Through junior high I wrote in three-ring binders so I could add pages as needed, and I needed a lot of pages now. I chronicled scenes of talking to crushes, or not talking to them, catching their eye in the hall, I wrote poetry about my aching heart, wondered what life was all about, longed for love, pined for a friend who moved away. In high school the writings went deeper as I tried to find “home,” chronicled my fervent resolve to change my ways so I could stay with my father and step-family. I took poetry classes in high school, majored in creative writing at college, wrote short stories, a novel, graduated into publishing, and missed writing more than I could have imagined.
At 26 I led my first writing workshop, at my dining room table. When I left two years later to move across the country, one longtime student wrote me a note: “Thank you for seeding a new tongue to flower.” I keep that note still on my bulletin board. At 36 I was hired at the local junior college to teach memoir writing for older adults. I have done it since 1996.

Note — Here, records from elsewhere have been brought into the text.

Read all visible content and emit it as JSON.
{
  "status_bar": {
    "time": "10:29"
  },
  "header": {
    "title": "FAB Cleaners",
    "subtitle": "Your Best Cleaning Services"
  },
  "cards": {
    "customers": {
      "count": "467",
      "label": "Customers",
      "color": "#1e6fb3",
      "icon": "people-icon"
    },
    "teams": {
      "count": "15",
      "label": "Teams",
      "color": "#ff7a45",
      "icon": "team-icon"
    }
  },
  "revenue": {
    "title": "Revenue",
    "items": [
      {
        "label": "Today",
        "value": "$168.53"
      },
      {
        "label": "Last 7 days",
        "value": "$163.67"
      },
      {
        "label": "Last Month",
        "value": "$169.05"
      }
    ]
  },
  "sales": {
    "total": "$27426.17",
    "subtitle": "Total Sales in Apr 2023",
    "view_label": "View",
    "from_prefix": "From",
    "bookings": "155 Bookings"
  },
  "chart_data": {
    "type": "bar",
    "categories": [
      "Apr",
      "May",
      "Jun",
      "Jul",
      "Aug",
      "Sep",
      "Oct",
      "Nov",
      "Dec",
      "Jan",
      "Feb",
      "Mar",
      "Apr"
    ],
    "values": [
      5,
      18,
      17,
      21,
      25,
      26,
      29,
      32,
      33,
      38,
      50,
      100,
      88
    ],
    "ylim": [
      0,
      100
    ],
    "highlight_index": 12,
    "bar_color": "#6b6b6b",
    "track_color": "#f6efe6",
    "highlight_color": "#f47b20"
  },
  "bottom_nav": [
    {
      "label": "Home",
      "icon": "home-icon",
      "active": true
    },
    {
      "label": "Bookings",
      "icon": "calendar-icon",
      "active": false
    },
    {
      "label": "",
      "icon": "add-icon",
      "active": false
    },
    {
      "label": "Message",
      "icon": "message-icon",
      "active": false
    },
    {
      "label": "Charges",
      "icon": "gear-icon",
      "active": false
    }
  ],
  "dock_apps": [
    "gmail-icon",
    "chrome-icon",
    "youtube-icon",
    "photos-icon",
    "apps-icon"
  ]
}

Some days there is nothing else I would rather do. Other days I think I should be with people in the middle of their life story, not those gearing up for its final chapters. On one of those mornings a few years ago, a small woman was walked into class by her attendant. She was stooped, folded in on herself. Students of that class were the most lucid ones at the assisted living facility where I taught for the summer, the ones who could write about their lives for the half hour I gave them every week. I’ll bet she doesn’t even know why she’s here, I thought. I greeted her and gave her my name, she gave me hers–pronounced very carefully–”Alma,” and then her attendant seated her at the far end of the table opposite me. When she was settled, she announced, “I’m hard of hearing.” I suggested she move up next to me, which took her some time, but she did it. I welcomed and introduced her, and she repeated her name: “Alma.”
I said, “Your name is unusual. Where is it from?”
“It’s Latin,” she told us. “It means the soul.”
Everything around me lit up then. Of course. Thank you, Alma. Thank you for reminding me how important it is that every tongue find its flowers.